Europe is heating up: Early heat waves and dire droughts
In Decanter Chris Mercer reports on the state of emergency recently declared in northern Italy as the Po basin sees its lowest water reserve levels in decades. Across Emilia-Romagna, Friuli-Venezia Giulia, Lombardy, Piedmont and Veneto farming groups are warning of a threat to food crops. Winemakers are not among the agricultural groups “most affected so far,” but producers are closely monitoring the situation as droughts have an impact on how grapes ripen and yields. The government will provide funds of £31m for drought relief to these regions.
Italy is not alone. As Steven Bernard and Mumena Choudhury discuss in the Financial Times, countries across Europe have experienced intensive heat waves, kicking off the fire season earlier than usual. Spain and Germany saw fires as early as June, with respective temperatures reaching 43C and 39.2C. Over in France Rhône vineyards are still suffering from a record water shortage, following the hottest May the country has ever recorded. Read more in Vitisphere here.
Capsule-free wine and cork recycling at Berry Bros. & Rudd
In the drinks business Jessica Mason highlights the two new sustainability initiatives underway at Berry Bros. & Rudd. To make progress towards its 2030 sustainability goals, the company is launching a capsule-free wine and a cork recycling scheme. Customers will be able to enjoy a bottle of Provence Rosé without the wasteful foil casing and the company plans “to extend the range of [capsule-free] wines…in the coming months.”
Customers will also be able to return any leftover wine corks to the stores. The collected corks will be sent back to Portugal, where they were originally sourced from, “to be fully recycled or reused.” Lizzy Rudd, chair at Berry Bros. & Rudd notes how the new initiatives are “two admittedly small, but nonetheless important, steps along [the company’s] journey… to be more sustainable in all [they] do.” Read more here.
The autonomous tractors driving a new era in farming
“The robotics invasion of the vineyards is speeding up,” says Roger Morris in his latest article on the developments in vineyard technology. In Meininger’s Wine Business International Morris notes how the industry is on the verge of “a new era in farming” as grape growers replace the conventional tractor with autonomous robotic tractors. Having first been introduced in Europe, these robots are now steadily making their way to California vineyards.

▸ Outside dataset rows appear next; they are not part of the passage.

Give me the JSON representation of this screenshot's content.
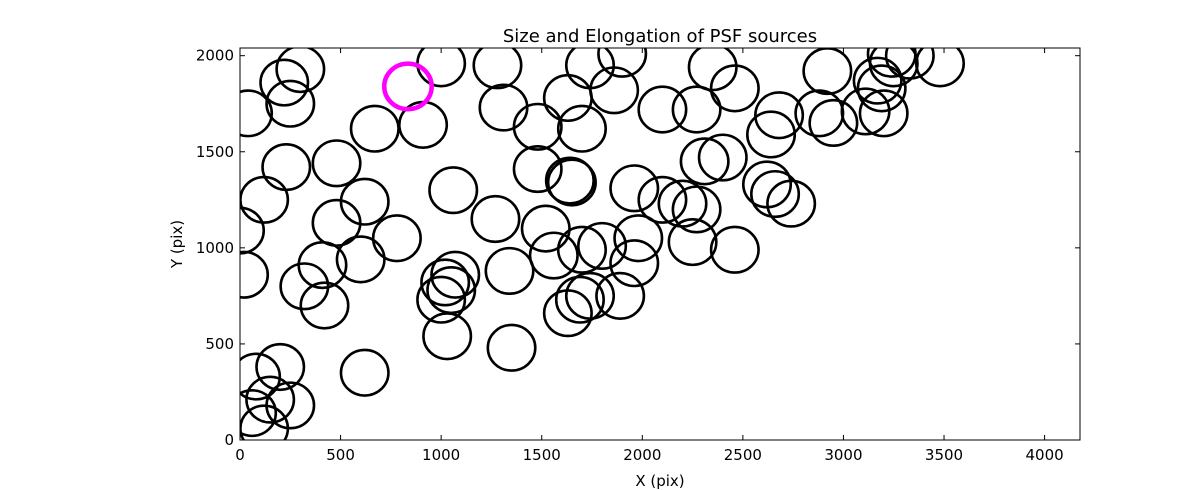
{
  "chart_data": {
    "type": "scatter",
    "title": "Size and Elongation of PSF sources",
    "xlabel": "X (pix)",
    "ylabel": "Y (pix)",
    "xlim": [
      0,
      4176
    ],
    "ylim": [
      0,
      2040
    ],
    "xticks": [
      0,
      500,
      1000,
      1500,
      2000,
      2500,
      3000,
      3500,
      4000
    ],
    "yticks": [
      0,
      500,
      1000,
      1500,
      2000
    ],
    "radius_units": 118,
    "colors": {
      "normal": "#000000",
      "highlight": "#ff00ff"
    },
    "highlighted": {
      "x": 835,
      "y": 1840
    },
    "points": [
      [
        835,
        1840
      ],
      [
        120,
        60
      ],
      [
        60,
        140
      ],
      [
        150,
        210
      ],
      [
        250,
        180
      ],
      [
        200,
        380
      ],
      [
        80,
        330
      ],
      [
        620,
        350
      ],
      [
        1030,
        540
      ],
      [
        1350,
        480
      ],
      [
        1000,
        730
      ],
      [
        1050,
        780
      ],
      [
        1070,
        860
      ],
      [
        1020,
        820
      ],
      [
        420,
        700
      ],
      [
        320,
        800
      ],
      [
        410,
        910
      ],
      [
        600,
        940
      ],
      [
        780,
        1050
      ],
      [
        20,
        860
      ],
      [
        0,
        1090
      ],
      [
        120,
        1250
      ],
      [
        480,
        1130
      ],
      [
        620,
        1240
      ],
      [
        230,
        1420
      ],
      [
        480,
        1440
      ],
      [
        910,
        1640
      ],
      [
        670,
        1620
      ],
      [
        250,
        1750
      ],
      [
        40,
        1700
      ],
      [
        220,
        1860
      ],
      [
        300,
        1930
      ],
      [
        1000,
        1960
      ],
      [
        1280,
        1950
      ],
      [
        1310,
        1730
      ],
      [
        1480,
        1630
      ],
      [
        1630,
        1780
      ],
      [
        1700,
        1620
      ],
      [
        1740,
        1950
      ],
      [
        1860,
        1820
      ],
      [
        1900,
        2010
      ],
      [
        2100,
        1720
      ],
      [
        2270,
        1720
      ],
      [
        2350,
        1940
      ],
      [
        2460,
        1830
      ],
      [
        2310,
        1450
      ],
      [
        2400,
        1470
      ],
      [
        2640,
        1590
      ],
      [
        2680,
        1690
      ],
      [
        2920,
        1920
      ],
      [
        2880,
        1700
      ],
      [
        2950,
        1650
      ],
      [
        3110,
        1710
      ],
      [
        3190,
        1830
      ],
      [
        3200,
        1700
      ],
      [
        3170,
        1870
      ],
      [
        3250,
        1960
      ],
      [
        3330,
        2000
      ],
      [
        3480,
        1960
      ],
      [
        3240,
        2010
      ],
      [
        1060,
        1300
      ],
      [
        1270,
        1150
      ],
      [
        1480,
        1410
      ],
      [
        1640,
        1350
      ],
      [
        1650,
        1340
      ],
      [
        1520,
        1100
      ],
      [
        1560,
        960
      ],
      [
        1700,
        990
      ],
      [
        1800,
        1010
      ],
      [
        1960,
        920
      ],
      [
        1980,
        1050
      ],
      [
        1960,
        1310
      ],
      [
        2100,
        1250
      ],
      [
        2200,
        1230
      ],
      [
        2270,
        1200
      ],
      [
        2250,
        1030
      ],
      [
        2460,
        990
      ],
      [
        2620,
        1330
      ],
      [
        2660,
        1280
      ],
      [
        2740,
        1230
      ],
      [
        1340,
        880
      ],
      [
        1630,
        660
      ],
      [
        1690,
        730
      ],
      [
        1740,
        750
      ],
      [
        1890,
        750
      ]
    ]
  }
}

Robots not only reduce labor needs and costs, but they can also increase sustainability through more precise vineyard management and a lower carbon footprint. In the United States, for example, new manufacturers are focused on developing “fully electrical, battery-powered tractors that leave virtually no operational carbon footprint.” Technologies such as geographic information systems (GIS) and artificial intelligence (AI) have been applied by winemakers around the world for years now. The next big step of combining these two functions with robotics is well underway, and “excites huge promise” from a sustainability, production, and quality-control perspective.
Read more here.
How to recognize a sustainable wine
With no universal definition of sustainable wine and a proliferation of certifications and standards, it’s no wonder that the eco-conscious consumer is left confused when trying to make a purchasing decision. In her article in Forbes, Jill Barth offers a few key things to look out for when faced with various sustainability claims:
- What does sustainability mean to the producer? Has this been defined?
- Is the winery engaged with the local community? Do its sustainability initiatives expand beyond the vineyard?
- Is it part of a broader sustainability entity or certification scheme?
- Does the organization have a credible leader?